Court Opinion

ID: 8304012
Source: CourtListenerOpinion
Date Created: 2022-10-17 11:21:51.131702+00
Date Added: 2024-06-11T16:44:27.864710
License: Public Domain

Me.- Chief Justice Peewitt
delivered the opinion of the Court.
' The appellant, Dolly Carter Bell, is the widow of Andrew Bell, deceased. The appellees are his children by two previous wives, both of whom are deceased, and none of appellees are children of appellant.
The question is did Andrew Bell, at the time of his death, have an interested in the land out of which homestead and dower could be assigned?
The appellees insist and the ruling of the lower court was that the deceased, Andrew Bell, had only a life estate in the land after the death of Mrs. Nellie Bell, his second wife, and that his interest in the land terminated at his déath.
*520The deed was filed herein and contains the following language:
“It is intended by this conveyance to vest the title to this entire tract of land in Andrew Bell and Mrs. Nellie Bell, as husband and wife, and as tenants by the entire-ties during their natural lives and during the life of the survivor of them, and when one of said parties dies said property shall go to the other, and then at the death of the last of us, said property shall be vested in our children and heirs at law who may be then living; unless during our lifetime we both join in a deed to said land, or any part thereof, which we hereby reserve the right to do. But, unless we both join in a deed to said land, or part thereof, then said land shall pass to our children living at the date of the death of the survivor of us.
“But in case any child is dead, leaving issue, then such issue shall stand in the place of its parent at the date of our death, as above stated. This deed is made for the protection of both of us. ’ ’
We have repeatedly held that the courts have abandoned technical rules in the construction of conveyances. See LaRue et al. v. Greene County Bank, 179 Tenn. 394, 166 S.W.2d 1044. Also Quarles et al. v. Arthur et al., 33 Tenn.App. 291, 231 S.W.2d 589.

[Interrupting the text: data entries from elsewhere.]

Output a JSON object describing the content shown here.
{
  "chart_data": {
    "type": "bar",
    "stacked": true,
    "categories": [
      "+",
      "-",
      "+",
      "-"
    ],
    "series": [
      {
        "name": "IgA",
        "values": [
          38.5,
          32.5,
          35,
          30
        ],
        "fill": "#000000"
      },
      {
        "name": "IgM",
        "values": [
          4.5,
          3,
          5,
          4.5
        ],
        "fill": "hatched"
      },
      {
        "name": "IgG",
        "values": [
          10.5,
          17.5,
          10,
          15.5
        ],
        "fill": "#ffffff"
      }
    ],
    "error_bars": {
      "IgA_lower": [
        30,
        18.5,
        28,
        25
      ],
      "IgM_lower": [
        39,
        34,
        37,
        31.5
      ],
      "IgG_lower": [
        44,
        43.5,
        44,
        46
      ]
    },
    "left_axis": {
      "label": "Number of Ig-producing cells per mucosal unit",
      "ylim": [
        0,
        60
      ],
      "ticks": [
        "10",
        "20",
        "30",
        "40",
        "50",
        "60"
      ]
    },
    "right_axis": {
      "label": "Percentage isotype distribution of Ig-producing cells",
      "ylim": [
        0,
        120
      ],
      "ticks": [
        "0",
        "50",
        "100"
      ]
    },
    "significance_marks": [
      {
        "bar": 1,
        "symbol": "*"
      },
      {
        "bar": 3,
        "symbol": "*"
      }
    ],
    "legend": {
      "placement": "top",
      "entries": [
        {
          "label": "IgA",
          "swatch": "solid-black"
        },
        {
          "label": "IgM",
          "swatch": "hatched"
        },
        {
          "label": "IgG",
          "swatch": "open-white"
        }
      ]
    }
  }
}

Under the above language the parties expressed their intention that they would own the land during their lifetimes only; that while both of them were living they reserved the right to convey the property by a joint deed, which right however terminated upon the death of one of the parties; and that upon the death of the last surviving *521of the two parties to the deed, the property would go to their joint children, which would not have been true in a tenancy by the entirety, where the property would have descended to the children of the heirs of the last surviving, as the case might be, and to the exclusion of the children or heirs of the first deceased, unless they were also children or heirs of the last surviving.
The intention of the grantor is fully expressed as being that both Andrew Bell and Mrs. Nellie Bell would have a life estate in the land, and at the death of the last survivor of the two the property would go to the children of them, then living, with a per stirpes distribution to the issue of any deceased child, and that this intent under the authorities prevails over any rigid rules of construction.
This deed created only a life estate in Andrew Bell and Mrs. Nellie Bell, in accordance with their intention, and with a remainder in their living children at the date of the death of the survivor, subject to being, however, divested by action of the grantors during their joint lifetime, then upon the death of Andrew Bell, Mrs. Nellie Bell having predeceased him, he owned no estate to which homestead or dower could attach.
It results that the decree of the Chancellor must be affirmed.